**3주차**

**2. 데이터 수집**

**2.1 데이터 다운로드**

In [None]:
# 코드 2-1
from pathlib import Path
import pandas as pd
import tarfile
import urllib.request

def load_housing_data():
    tarball_path = Path("datasets/housing.tgz")
    if not tarball_path.is_file():
        Path("datasets").mkdir(parents=True, exist_ok=True)
        url = "https://github.com/ageron/data/raw/main/housing.tgz"
        urllib.request.urlretrieve(url, tarball_path)
        with tarfile.open(tarball_path) as housing_tarball:
            housing_tarball.extractall(path="datasets")
    return pd.read_csv(Path("datasets/housing/housing.csv"))

housing = load_housing_data()

**2-3 데이터 구조 훑어보기**

In [None]:
housing.head()

In [None]:
housing.info()

In [None]:
housing["ocean_proximity"].value_counts()

In [None]:
housing.describe()

In [None]:
# 추가 코드 – 고해상도 PNG로 그림을 저장하는 코드

IMAGES_PATH = Path() / "images" / "3주차"
IMAGES_PATH.mkdir(parents=True, exist_ok=True)

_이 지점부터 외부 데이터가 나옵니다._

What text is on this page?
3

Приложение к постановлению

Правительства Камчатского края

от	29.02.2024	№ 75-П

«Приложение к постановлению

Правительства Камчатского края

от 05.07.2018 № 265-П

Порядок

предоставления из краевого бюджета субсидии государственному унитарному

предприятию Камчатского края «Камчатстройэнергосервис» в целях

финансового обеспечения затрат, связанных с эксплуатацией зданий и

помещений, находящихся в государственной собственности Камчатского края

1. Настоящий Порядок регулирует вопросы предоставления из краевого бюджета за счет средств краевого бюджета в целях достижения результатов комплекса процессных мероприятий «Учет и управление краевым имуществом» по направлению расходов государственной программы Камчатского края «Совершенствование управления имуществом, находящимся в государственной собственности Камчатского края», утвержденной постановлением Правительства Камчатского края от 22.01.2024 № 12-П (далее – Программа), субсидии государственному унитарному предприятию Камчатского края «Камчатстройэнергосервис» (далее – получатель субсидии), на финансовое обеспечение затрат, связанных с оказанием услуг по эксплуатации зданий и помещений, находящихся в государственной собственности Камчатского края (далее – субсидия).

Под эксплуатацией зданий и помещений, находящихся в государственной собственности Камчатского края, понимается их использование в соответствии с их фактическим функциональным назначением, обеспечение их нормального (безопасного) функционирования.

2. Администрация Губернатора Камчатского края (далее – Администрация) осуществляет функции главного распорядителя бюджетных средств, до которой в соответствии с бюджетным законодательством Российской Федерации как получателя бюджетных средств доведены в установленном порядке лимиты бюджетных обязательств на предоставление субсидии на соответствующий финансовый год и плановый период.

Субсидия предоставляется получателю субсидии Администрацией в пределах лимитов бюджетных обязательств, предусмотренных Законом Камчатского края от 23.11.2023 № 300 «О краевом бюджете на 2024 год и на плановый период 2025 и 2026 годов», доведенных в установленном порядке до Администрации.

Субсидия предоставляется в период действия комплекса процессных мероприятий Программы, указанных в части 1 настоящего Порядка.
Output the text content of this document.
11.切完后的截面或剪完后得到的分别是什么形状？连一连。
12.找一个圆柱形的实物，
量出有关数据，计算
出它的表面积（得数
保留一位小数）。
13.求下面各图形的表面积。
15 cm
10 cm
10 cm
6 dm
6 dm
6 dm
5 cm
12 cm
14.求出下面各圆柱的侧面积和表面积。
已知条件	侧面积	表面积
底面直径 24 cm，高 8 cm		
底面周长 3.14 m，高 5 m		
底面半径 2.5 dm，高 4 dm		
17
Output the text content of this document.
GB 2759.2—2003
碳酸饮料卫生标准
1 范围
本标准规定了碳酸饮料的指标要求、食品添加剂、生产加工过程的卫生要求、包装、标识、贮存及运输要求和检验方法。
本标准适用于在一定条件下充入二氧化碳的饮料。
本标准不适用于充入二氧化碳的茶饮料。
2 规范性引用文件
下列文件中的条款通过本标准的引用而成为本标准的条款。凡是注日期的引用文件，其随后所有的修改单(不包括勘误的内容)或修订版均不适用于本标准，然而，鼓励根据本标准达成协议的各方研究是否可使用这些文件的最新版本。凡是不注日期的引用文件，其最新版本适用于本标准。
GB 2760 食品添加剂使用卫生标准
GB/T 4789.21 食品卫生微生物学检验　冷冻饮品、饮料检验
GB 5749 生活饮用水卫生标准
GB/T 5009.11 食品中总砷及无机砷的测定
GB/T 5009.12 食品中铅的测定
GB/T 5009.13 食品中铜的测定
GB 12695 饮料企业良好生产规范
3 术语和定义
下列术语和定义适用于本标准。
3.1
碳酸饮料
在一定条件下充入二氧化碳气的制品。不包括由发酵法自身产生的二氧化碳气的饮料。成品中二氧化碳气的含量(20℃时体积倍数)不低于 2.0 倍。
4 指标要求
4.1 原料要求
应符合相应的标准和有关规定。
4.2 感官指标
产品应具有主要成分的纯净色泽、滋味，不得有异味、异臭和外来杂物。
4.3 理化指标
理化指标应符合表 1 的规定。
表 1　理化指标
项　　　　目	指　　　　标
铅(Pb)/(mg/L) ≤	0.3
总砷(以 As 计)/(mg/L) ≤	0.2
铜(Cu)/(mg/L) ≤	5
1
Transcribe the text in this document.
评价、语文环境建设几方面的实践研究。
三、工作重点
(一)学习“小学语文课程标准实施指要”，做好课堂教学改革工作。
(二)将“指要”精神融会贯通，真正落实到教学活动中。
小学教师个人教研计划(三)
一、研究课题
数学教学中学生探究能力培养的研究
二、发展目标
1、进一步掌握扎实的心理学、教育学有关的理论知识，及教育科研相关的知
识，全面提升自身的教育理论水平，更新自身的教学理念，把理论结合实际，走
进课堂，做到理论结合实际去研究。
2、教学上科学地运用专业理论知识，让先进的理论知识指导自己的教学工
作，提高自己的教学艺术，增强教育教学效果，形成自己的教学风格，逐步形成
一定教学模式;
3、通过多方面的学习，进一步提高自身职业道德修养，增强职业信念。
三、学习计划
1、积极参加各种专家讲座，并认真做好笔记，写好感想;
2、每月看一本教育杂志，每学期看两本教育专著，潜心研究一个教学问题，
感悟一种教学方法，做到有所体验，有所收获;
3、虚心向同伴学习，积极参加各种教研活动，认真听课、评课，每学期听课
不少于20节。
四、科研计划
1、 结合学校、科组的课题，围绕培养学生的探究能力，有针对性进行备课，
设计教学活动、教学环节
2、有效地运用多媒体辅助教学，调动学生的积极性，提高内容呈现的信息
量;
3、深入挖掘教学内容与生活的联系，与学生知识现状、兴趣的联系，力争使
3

def save_fig(fig_id, tight_layout=True, fig_extension="png", resolution=300):
    path = IMAGES_PATH / f"{fig_id}.{fig_extension}"
    if tight_layout:
        plt.tight_layout()
    plt.savefig(path, format=fig_extension, dpi=resolution)

In [None]:
import matplotlib.pyplot as plt

# 추가코드 – 아래 5 라인은 기본 글꼴 크기등을 정의
plt.rc('font', size=14)
plt.rc('axes', labelsize=14, titlesize=14)
plt.rc('legend', fontsize=14)
plt.rc('xtick', labelsize=10)
plt.rc('ytick', labelsize=10)

housing.hist(bins=50, figsize=(12, 8))
save_fig("attribute_histogram_plots")  # 추가 코드
plt.show()

**2.4 데이터 세트 만들기**

In [None]:
# 코드 2-2
import numpy as np

def shuffle_and_split_data(data, test_ratio):
    shuffled_indices = np.random.permutation(len(data))
    test_set_size = int(len(data) * test_ratio)
    test_indices = shuffled_indices[:test_set_size]
    train_indices = shuffled_indices[test_set_size:]
    return data.iloc[train_indices], data.iloc[test_indices]

In [None]:
train_set, test_set = shuffle_and_split_data(housing, 0.2)
len(train_set)

In [None]:
len(test_set)

In [None]:
np.random.seed(42)

In [None]:
# <코드 2-3>
from sklearn.model_selection import train_test_split

train_set, test_set = train_test_split(housing, test_size=0.2, random_state=42)

In [None]:
# <코드 2-4>
housing["income_cat"] = pd.cut(housing["median_income"],
                               bins=[0., 1.5, 3.0, 4.5, 6., np.inf],
                               labels=[1, 2, 3, 4, 5])

In [None]:
housing.head()

In [None]:
housing["income_cat"].value_counts().sort_index().plot.bar(rot=0, grid=True)
plt.xlabel("Income category")
plt.ylabel("Number of districts")
save_fig("housing_income_cat_bar_plot")  # extra code
plt.show()

In [None]:
# <코드 2-5>
strat_train_set, strat_test_set = train_test_split(
    housing, test_size=0.2, stratify=housing["income_cat"], random_state=42)

In [None]:
strat_train_set.head()

In [None]:
strat_test_set["income_cat"].value_counts() / len(strat_test_set)

In [None]:
# 추가 코드 – <표 2 -1> 계층  샘플링과 순수한 무작위 샘플링의 편향 비교 
def income_cat_proportions(data):
    return data["income_cat"].value_counts() / len(data)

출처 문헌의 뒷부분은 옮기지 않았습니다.